Lord Fraser of Carmyllie: My Lords, I am happy to respond briefly to this important point. I hope that during Committee I gave a clear commitment that trade unions, or persons who under the provisions of the Bill represented employees, would be consulted. I am happy to repeat that commitment today. It may be helpful if I say that, in the light of the announcement on vesting that I made in relation to the first group of amendments, the department has already given some consideration to the drafting of a consultative document on the issue of a direction under paragraph 3 of the schedule. The noble Baroness may be interested to know that that draft document includes in the list of consultees all of the relevant trade unions.

Baroness Turner of Camden: My Lords, in the light of that statement I beg leave to withdraw the amendment.

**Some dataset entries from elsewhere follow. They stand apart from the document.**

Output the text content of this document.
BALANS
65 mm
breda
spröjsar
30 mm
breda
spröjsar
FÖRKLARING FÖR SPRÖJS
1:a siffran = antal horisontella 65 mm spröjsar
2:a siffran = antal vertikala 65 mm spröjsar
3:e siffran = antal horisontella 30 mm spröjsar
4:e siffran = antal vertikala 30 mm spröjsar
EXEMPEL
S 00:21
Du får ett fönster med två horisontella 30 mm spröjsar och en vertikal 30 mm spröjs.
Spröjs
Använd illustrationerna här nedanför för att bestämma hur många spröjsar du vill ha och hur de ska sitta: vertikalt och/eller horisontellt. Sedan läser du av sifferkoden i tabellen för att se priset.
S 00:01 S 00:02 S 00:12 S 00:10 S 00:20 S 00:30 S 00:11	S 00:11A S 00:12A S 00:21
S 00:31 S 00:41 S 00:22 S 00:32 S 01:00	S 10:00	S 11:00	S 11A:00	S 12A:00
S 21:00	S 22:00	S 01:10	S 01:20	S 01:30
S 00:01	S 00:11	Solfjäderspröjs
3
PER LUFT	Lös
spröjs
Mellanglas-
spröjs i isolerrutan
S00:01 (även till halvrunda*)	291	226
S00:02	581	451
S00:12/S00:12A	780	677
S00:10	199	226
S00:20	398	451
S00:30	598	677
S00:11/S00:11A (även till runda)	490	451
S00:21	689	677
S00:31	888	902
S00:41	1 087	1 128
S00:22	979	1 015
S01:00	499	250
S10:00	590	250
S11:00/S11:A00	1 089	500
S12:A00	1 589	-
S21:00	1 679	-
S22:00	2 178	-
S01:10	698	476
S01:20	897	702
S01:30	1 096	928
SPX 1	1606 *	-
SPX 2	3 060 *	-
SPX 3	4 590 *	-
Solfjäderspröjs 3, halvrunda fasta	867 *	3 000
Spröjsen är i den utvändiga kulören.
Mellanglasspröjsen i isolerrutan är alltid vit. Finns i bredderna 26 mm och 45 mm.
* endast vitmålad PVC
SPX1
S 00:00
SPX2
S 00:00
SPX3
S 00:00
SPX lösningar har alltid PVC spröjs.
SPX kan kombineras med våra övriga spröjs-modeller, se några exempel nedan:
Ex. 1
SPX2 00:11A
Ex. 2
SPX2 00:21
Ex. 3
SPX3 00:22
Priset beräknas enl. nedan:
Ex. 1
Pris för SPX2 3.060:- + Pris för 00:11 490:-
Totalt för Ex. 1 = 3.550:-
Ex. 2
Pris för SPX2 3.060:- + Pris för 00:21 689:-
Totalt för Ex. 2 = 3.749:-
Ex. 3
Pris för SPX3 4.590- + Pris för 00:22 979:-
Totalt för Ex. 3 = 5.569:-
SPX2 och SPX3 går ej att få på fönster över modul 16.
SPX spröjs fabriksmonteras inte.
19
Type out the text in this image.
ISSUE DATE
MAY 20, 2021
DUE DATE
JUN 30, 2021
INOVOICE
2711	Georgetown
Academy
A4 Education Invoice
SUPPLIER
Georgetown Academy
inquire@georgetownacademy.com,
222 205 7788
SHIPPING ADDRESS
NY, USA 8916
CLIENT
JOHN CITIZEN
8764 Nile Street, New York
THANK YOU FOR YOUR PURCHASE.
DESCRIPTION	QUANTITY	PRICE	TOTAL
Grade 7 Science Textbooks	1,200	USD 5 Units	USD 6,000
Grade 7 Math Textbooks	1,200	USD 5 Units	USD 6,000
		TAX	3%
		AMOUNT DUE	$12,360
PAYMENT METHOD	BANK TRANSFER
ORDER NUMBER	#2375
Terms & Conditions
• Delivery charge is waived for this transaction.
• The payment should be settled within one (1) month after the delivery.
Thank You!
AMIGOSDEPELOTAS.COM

Amendment, by leave, withdrawn.

[Amendments Nos. 37 to 50 not moved.]

Lord Fraser of Carmyllie: My Lords, the progress of business has been highly satisfactory. I am delighted that we have been able to achieve such a measure of agreement. In the circumstances, we appear to have made greater progress than that anticipated by some who are otherwise very familiar with the workings of your Lordships' House. I fear that it has rather taken them by surprise. Unless I keep talking for an unnecessary and inelegant period of time, I believe I have no option but to beg to move that the House do adjourn during pleasure until five o'clock.

Moved accordingly, and, on Question, Motion agreed to.